The National Catholic Review
Mary E. Giles

This book blends several stories into a rich tapestry. The governing story is that of the Carmelite community in Indianapolis, from its beginnings in 1922, when three sisters made of a small house in New Albany their temporary quarters for a new foundation, to the permanent monastery in Indianapolis that would be consecrated in 1932 and undergo architectural additions and changes until 1988. Mary Jo Weaver, a professor of religious studies at Indiana University, weaves the story of this contemplative order into the larger history of Christian spirituality, as well as the history of the Carmelite order, with major emphasis on the work and teachings of St. Teresa of Avila. The story moves ahead into the 20th century and Vatican II Catholicism as the author gathers the strands of a reforming spirit that would alter the face of Carmelite spirituality, encouraging the nuns to explore the cosmic dimension of contemplation beyond enclosure.

Cloister and Community is structured according to the number six. Just as there were six stages in the building and modification of the monastery, so the book has six chapters. These cover not only the changes and additions to the monastery over time but also explain their importance in terms of six spiritual concepts: sacred space, principles of Teresian reform, poverty, enclosure and silence, prayer and mystical union and a new spiritual consciousness (largely inspired by Pierre Teilhard de Chardin).

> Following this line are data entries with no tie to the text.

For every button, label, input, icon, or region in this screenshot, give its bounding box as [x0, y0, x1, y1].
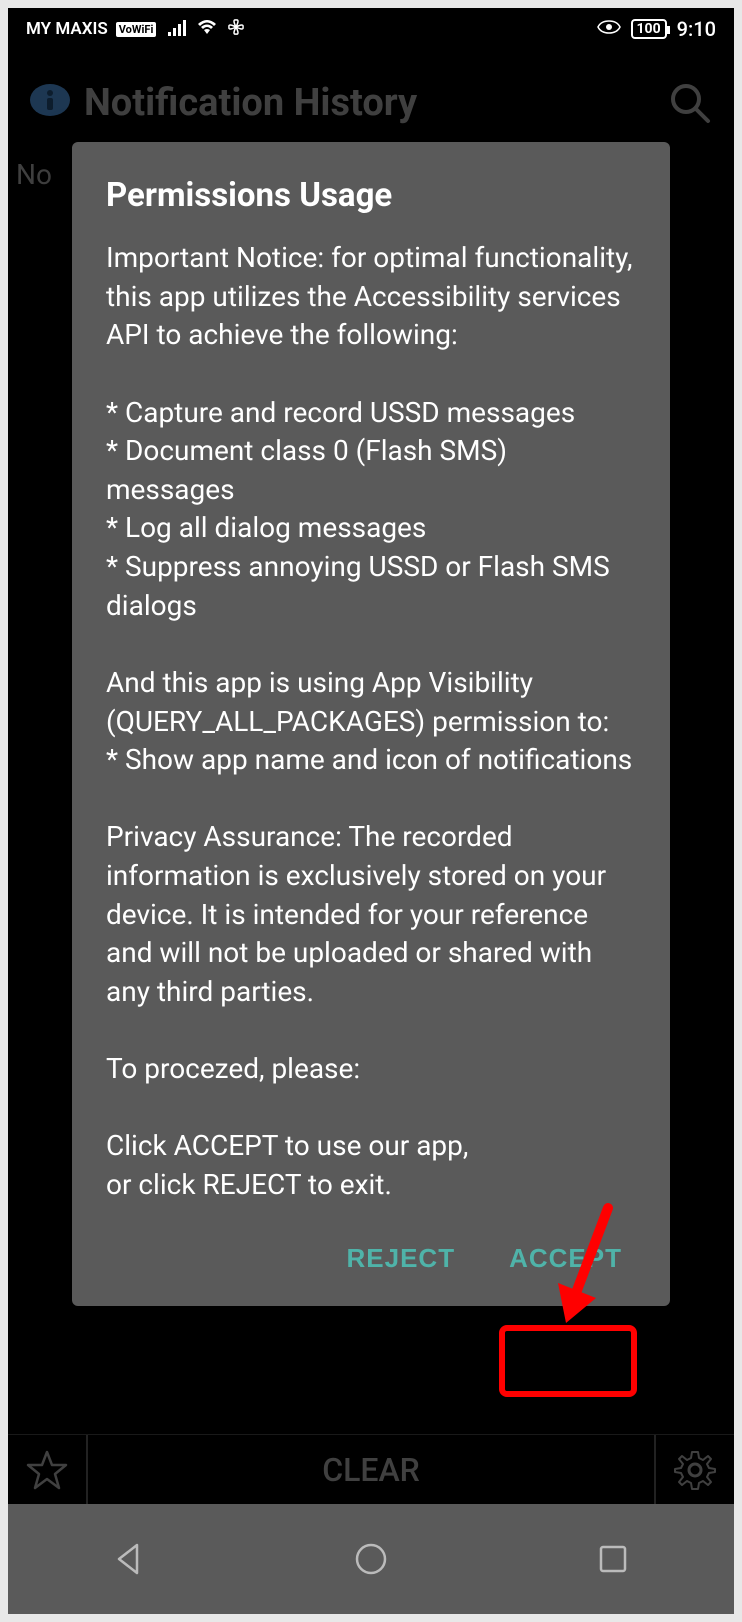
- status-icons-left: [168, 17, 246, 42]
- status-bar: MY MAXIS VoWiFi 100 9:10: [8, 8, 734, 50]
- dialog-title: Permissions Usage: [106, 176, 636, 215]
- system-nav-bar: [8, 1504, 734, 1614]
- status-left: MY MAXIS VoWiFi: [26, 17, 246, 42]
- wifi-icon: [196, 18, 218, 41]
- nav-back-button[interactable]: [105, 1535, 153, 1583]
- permissions-dialog: Permissions Usage Important Notice: for …: [72, 142, 670, 1306]
- dialog-actions: REJECT ACCEPT: [106, 1233, 636, 1284]
- accept-button[interactable]: ACCEPT: [501, 1233, 630, 1284]
- nav-home-button[interactable]: [347, 1535, 395, 1583]
- dialog-body: Important Notice: for optimal functional…: [106, 239, 636, 1205]
- carrier-label: MY MAXIS: [26, 19, 108, 39]
- battery-indicator: 100: [631, 19, 667, 39]
- eye-icon: [597, 19, 621, 40]
- clock: 9:10: [677, 17, 716, 41]
- fan-icon: [226, 17, 246, 42]
- status-right: 100 9:10: [597, 17, 716, 41]
- nav-recent-button[interactable]: [589, 1535, 637, 1583]
- reject-button[interactable]: REJECT: [339, 1233, 464, 1284]
- signal-icon: [168, 18, 188, 41]
- vowifi-badge: VoWiFi: [116, 22, 157, 37]
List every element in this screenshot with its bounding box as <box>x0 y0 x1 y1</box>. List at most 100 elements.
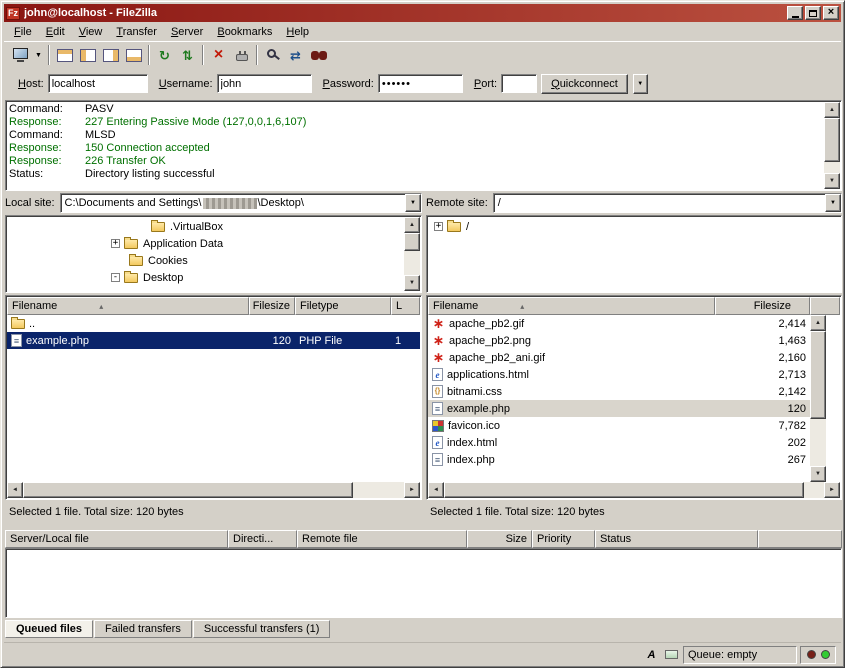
column-header-filesize[interactable]: Filesize <box>715 297 810 315</box>
menu-server[interactable]: Server <box>164 24 210 40</box>
refresh-button[interactable]: ↻ <box>153 44 176 66</box>
column-header-priority[interactable]: Priority <box>532 530 595 548</box>
speed-limit-icon[interactable] <box>663 647 680 663</box>
toggle-remote-tree-button[interactable] <box>99 44 122 66</box>
column-header-filesize[interactable]: Filesize <box>249 297 295 315</box>
tree-item[interactable]: .VirtualBox <box>7 218 403 235</box>
file-row[interactable]: applications.html2,713 <box>428 366 810 383</box>
scroll-thumb[interactable] <box>810 331 826 419</box>
menu-file[interactable]: File <box>7 24 39 40</box>
tree-item[interactable]: Cookies <box>7 252 403 269</box>
file-row-parent-dir[interactable]: .. <box>7 315 420 332</box>
site-manager-button[interactable] <box>9 44 32 66</box>
quickconnect-button[interactable]: Quickconnect <box>541 74 628 94</box>
transfer-type-icon[interactable]: A <box>643 647 660 663</box>
file-row-selected[interactable]: example.php 120 PHP File 1 <box>7 332 420 349</box>
password-input[interactable] <box>378 74 463 93</box>
host-input[interactable] <box>48 74 148 93</box>
queue-list[interactable] <box>5 548 842 618</box>
maximize-button[interactable] <box>805 6 821 20</box>
scroll-right-button[interactable]: ► <box>824 482 840 498</box>
quickconnect-dropdown-button[interactable]: ▼ <box>633 74 648 94</box>
log-vertical-scrollbar[interactable]: ▲ ▼ <box>824 102 840 189</box>
column-header-remote-file[interactable]: Remote file <box>297 530 467 548</box>
path-suffix: \Desktop\ <box>258 197 304 209</box>
log-prefix: Response: <box>9 142 85 155</box>
tree-expander-icon[interactable]: + <box>434 222 443 231</box>
synchronized-browsing-button[interactable]: ⇄ <box>284 44 307 66</box>
log-line: Response:227 Entering Passive Mode (127,… <box>9 116 823 129</box>
file-type-cell: PHP File <box>295 332 391 349</box>
file-row[interactable]: index.html202 <box>428 434 810 451</box>
scroll-left-button[interactable]: ◄ <box>428 482 444 498</box>
file-row[interactable]: index.php267 <box>428 451 810 468</box>
port-input[interactable] <box>501 74 537 93</box>
toggle-message-log-button[interactable] <box>53 44 76 66</box>
file-row[interactable]: apache_pb2.gif2,414 <box>428 315 810 332</box>
scroll-left-button[interactable]: ◄ <box>7 482 23 498</box>
minimize-button[interactable] <box>787 6 803 20</box>
scroll-up-button[interactable]: ▲ <box>810 315 826 331</box>
tab-successful-transfers[interactable]: Successful transfers (1) <box>193 620 331 638</box>
close-button[interactable]: × <box>823 6 839 20</box>
scroll-thumb[interactable] <box>404 233 420 251</box>
find-files-button[interactable] <box>307 44 330 66</box>
menu-transfer[interactable]: Transfer <box>109 24 164 40</box>
file-row[interactable]: favicon.ico7,782 <box>428 417 810 434</box>
tree-expander-icon[interactable]: - <box>111 273 120 282</box>
remote-vertical-scrollbar[interactable]: ▲ ▼ <box>810 315 826 482</box>
toggle-queue-button[interactable] <box>122 44 145 66</box>
file-name-cell: .. <box>7 315 249 332</box>
username-input[interactable] <box>217 74 312 93</box>
combo-dropdown-button[interactable]: ▼ <box>405 194 421 212</box>
tree-item[interactable]: +Application Data <box>7 235 403 252</box>
file-row-selected[interactable]: example.php120 <box>428 400 810 417</box>
file-row[interactable]: apache_pb2.png1,463 <box>428 332 810 349</box>
tab-queued-files[interactable]: Queued files <box>5 620 93 638</box>
column-header-filename[interactable]: Filename▴ <box>428 297 715 315</box>
menu-edit[interactable]: Edit <box>39 24 72 40</box>
remote-horizontal-scrollbar[interactable]: ◄ ► <box>428 482 840 498</box>
menu-help[interactable]: Help <box>279 24 316 40</box>
column-header-last-modified[interactable]: L <box>391 297 420 315</box>
column-header-status[interactable]: Status <box>595 530 758 548</box>
combo-dropdown-button[interactable]: ▼ <box>825 194 841 212</box>
tree-expander-icon[interactable]: + <box>111 239 120 248</box>
file-row[interactable]: bitnami.css2,142 <box>428 383 810 400</box>
local-tree-scrollbar[interactable]: ▲ ▼ <box>404 217 420 291</box>
menu-view[interactable]: View <box>72 24 110 40</box>
process-queue-button[interactable]: ⇅ <box>176 44 199 66</box>
file-name: favicon.ico <box>448 420 500 432</box>
scroll-thumb[interactable] <box>824 118 840 162</box>
disconnect-button[interactable] <box>230 44 253 66</box>
queue-header: Server/Local file Directi... Remote file… <box>5 530 842 548</box>
redacted-username <box>203 198 257 209</box>
title-bar[interactable]: Fz john@localhost - FileZilla × <box>4 4 841 22</box>
menu-bookmarks[interactable]: Bookmarks <box>210 24 279 40</box>
scroll-up-button[interactable]: ▲ <box>404 217 420 233</box>
scroll-right-button[interactable]: ► <box>404 482 420 498</box>
site-manager-dropdown-button[interactable]: ▼ <box>32 44 45 66</box>
column-header-size[interactable]: Size <box>467 530 532 548</box>
scroll-down-button[interactable]: ▼ <box>824 173 840 189</box>
remote-site-combobox[interactable]: / ▼ <box>493 193 842 213</box>
cancel-transfer-button[interactable]: × <box>207 44 230 66</box>
tree-item[interactable]: -Desktop <box>7 269 403 286</box>
column-header-server-local-file[interactable]: Server/Local file <box>5 530 228 548</box>
scroll-thumb[interactable] <box>23 482 353 498</box>
tree-item[interactable]: +/ <box>428 218 839 235</box>
scroll-down-button[interactable]: ▼ <box>810 466 826 482</box>
file-row[interactable]: apache_pb2_ani.gif2,160 <box>428 349 810 366</box>
directory-comparison-button[interactable] <box>261 44 284 66</box>
scroll-thumb[interactable] <box>444 482 804 498</box>
column-header-direction[interactable]: Directi... <box>228 530 297 548</box>
column-header-filename[interactable]: Filename▴ <box>7 297 249 315</box>
column-header-filetype[interactable]: Filetype <box>295 297 391 315</box>
scroll-down-button[interactable]: ▼ <box>404 275 420 291</box>
tab-failed-transfers[interactable]: Failed transfers <box>94 620 192 638</box>
toggle-local-tree-button[interactable] <box>76 44 99 66</box>
message-log-content: Command:PASV Response:227 Entering Passi… <box>9 103 823 188</box>
local-site-combobox[interactable]: C:\Documents and Settings\\Desktop\ ▼ <box>60 193 422 213</box>
local-horizontal-scrollbar[interactable]: ◄ ► <box>7 482 420 498</box>
scroll-up-button[interactable]: ▲ <box>824 102 840 118</box>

Chapter Five, entitled Moving Stillness, exemplifies this correspondence of architectural and spiritual concepts. Weaver considers the role of prayer and mystical union in the Christian tradition, then focuses on St. Teresa’s experiences and teachings on prayer; and finally, she illustrates how the Carmelite community in Indianapolis sought to enrich its prayer life in the spirit of the Second Vatican Coucil with two major architectural changes. The first was to build a chapel and a new choir, the latter open to lay people, whose participation in the liturgy the sisters were encouraging. The second change was to build hermitages within the monastery, where the sisters individually might experience deeper solitude and prayer.

Weaver’s tapestry intertwines the historical strands of Christian spirituality and the Teresian reform of the Carmelite order with that of the monastery’s architectural history and the spiritual significance of the additions and modifications to its structure. The book will be attractive to lay people and religious in quest of both tradition and creativity in their own spiritual quest and, in addition to the present-day Indianapolis Carmel, to the larger Carmelite community that wishes to preserve its history while also responding to the needs of a changing world.

This is a well-written and fascinating portrait of a cloistered community of women, told with knowledge and loving care.

Mary E. Giles is a professor in the department of humanities and religious studies at California State University, Sacramento.